REPUBLIKA.CO.ID, JAKARTA -- Klaustrum merupakan lapisan tipis berisi neuron yang terletak di sekitar neokorteks yang terhubung dengan beberapa bagian otak lain. Selama ini ilmuwan belum mengetahui secara pasti mengenai fungsi klaustrum yang sebenarnya.
Meski begitu, peneliti berhasil menemukan bahwa klaustrum memiliki kolerasi langsung dengan kesadaran seseorang. Hal ini diketahui setelah tim peneliti melakukan eksperimen terhadap klaustrum pasien partisipan.
Dalam eksperimen tersebut, tim peneliti merangsang klaustrum pada tiap-tiap partisipan. Saat hal itu dilakukan, para partisipan kehilangan kesadaran seketika. Ketika tim peneliti menghentikan rangsangan pada klaustrum, para partisipan kembali terbangun saat itu juga. Yang menarik dari eksperimen ini adalah, para partisipan sama sekali tidak sadar bahwa mereka sempat kehilangan kesadaran.
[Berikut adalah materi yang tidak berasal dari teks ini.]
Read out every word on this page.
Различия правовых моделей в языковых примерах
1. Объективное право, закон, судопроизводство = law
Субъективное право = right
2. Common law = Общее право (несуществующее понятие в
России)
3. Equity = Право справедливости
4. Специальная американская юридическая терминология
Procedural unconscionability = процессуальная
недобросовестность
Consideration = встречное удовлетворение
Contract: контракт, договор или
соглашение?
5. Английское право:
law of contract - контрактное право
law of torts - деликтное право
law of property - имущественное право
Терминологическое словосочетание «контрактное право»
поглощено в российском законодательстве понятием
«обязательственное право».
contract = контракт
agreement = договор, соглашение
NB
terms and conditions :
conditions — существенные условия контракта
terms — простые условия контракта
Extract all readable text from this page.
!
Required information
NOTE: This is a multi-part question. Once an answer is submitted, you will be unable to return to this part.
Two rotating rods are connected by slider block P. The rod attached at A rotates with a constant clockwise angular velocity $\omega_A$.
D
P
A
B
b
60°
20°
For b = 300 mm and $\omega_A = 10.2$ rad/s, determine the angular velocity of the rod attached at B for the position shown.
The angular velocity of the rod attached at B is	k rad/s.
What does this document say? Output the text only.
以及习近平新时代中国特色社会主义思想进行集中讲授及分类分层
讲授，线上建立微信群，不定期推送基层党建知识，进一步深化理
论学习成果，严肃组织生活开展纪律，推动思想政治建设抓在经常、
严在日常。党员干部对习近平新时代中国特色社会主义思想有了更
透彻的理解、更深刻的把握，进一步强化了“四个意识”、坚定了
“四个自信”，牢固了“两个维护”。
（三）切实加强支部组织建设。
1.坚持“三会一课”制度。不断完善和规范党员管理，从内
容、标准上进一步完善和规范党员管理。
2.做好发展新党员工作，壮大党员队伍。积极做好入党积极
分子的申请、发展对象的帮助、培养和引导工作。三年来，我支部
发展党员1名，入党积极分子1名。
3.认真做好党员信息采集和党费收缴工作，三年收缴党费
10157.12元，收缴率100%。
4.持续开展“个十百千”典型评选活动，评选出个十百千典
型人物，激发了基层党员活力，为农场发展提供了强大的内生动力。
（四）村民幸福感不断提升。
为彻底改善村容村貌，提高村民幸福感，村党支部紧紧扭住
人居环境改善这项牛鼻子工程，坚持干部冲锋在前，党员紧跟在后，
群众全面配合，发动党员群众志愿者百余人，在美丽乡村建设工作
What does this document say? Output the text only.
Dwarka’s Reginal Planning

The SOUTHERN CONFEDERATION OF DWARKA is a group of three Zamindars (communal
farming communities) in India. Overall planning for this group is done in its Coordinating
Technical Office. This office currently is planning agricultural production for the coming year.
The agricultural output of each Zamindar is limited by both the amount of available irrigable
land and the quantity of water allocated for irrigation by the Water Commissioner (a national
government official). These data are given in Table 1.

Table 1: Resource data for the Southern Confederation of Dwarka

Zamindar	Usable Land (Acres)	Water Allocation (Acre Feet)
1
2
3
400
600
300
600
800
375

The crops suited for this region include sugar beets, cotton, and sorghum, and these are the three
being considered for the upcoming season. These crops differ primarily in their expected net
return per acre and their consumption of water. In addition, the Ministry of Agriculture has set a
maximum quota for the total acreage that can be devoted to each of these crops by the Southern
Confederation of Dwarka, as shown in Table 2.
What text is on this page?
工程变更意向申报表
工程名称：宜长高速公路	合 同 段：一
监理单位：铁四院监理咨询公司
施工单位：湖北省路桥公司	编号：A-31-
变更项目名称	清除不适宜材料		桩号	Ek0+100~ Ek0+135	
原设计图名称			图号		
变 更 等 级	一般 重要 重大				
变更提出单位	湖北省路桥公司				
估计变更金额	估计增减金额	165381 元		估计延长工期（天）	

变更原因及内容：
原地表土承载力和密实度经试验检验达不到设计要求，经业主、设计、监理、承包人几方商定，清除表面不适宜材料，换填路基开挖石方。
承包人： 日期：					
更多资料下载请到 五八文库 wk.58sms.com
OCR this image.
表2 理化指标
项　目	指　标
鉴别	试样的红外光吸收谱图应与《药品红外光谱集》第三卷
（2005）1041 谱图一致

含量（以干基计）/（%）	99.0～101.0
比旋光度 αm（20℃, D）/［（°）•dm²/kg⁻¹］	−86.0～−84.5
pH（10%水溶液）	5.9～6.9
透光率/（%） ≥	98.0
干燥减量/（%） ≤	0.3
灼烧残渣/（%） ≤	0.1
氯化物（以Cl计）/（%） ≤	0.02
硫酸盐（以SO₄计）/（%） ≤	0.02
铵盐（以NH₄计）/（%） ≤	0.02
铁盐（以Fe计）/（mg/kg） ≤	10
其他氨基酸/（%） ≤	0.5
Sebagai tindak lanjut dari percobaan ini, tim peneliti melakukan penelitian lebih lanjut terhadap klaustrum tikus. Selama penelitian berlangsung, tim peneliti menemukan bahwa klaustrum pada tikus yang dianastesi kehilangan kemampuan untuk berkomunikasi dengan bagian lain dalam otak. Temuan ini mengindikasikan bahwa klaustrum dan kesadaran memiliki kaitan yang erat.
Seperti dilansir Inverse, saat ini memang tak semua hal mengenai klaustrum diketahui. Tapi setidaknya, penelitian berhasil mengambil satu langkah lebih maju dalam mengungkap misteri yang belum terpecahkan dari klaustrum.
Sebelumnya terkait otak, ilmuwan dari Australia meyakini ada kemungkinan manusia boleh jadi memiliki otak kedua. Lokasinya kemungkinan terletak pada saluran pencernaan.
Para ilmuwan dari Australia menemukan bahwa manusia memiliki otak kedua dan itu terletak di usus, saluran pencernaan dengan jutaan neuron. Disebut sistem saraf enterik (ENS), bagian ini mengontrol pergerakan otot di usus besar secara terpisah dari sistem saraf pusat, menurut laporan Uproxx.
Sistem saraf enterik melapisi saluran pencernaan dengan jaringan syaraf. Temuan ini mengidentifikasi pola aktivitas neuronal yang sebelumnya tidak diketahui dalam sistem saraf perifer. "Sampai studi baru ini, tidak ada yang tahu persis berapa besar populasi neuron di ENS yang menyebabkan kontraksi usus," kata Prof Nick Spencer dari Flinders University di Australia dalam siaran pers.
Neuron-neuron itu, menurutnya, berkoordinasi untuk membantu mendorong sampah alias kotoran agar keluar dari tubuh. Sebelumnya para ilmuwan menemukan otak kedua pada tikus, karenanya sekarang mereka percaya bahwa manusia juga memiliki otak kedua.
Menariknya, apa yang disebut "otak kedua" ini sebenarnya adalah otak pertama dan sangat mungkin dikembangkan sebelum sistem saraf pusat. Tujuan akhir dari penelitian ini adalah untuk membantu mengobati hal-hal seperti konstipasi dan sindrom iritasi usus. Para ilmuwan menemukan dengan tepat bagaimana semuanya bekerja.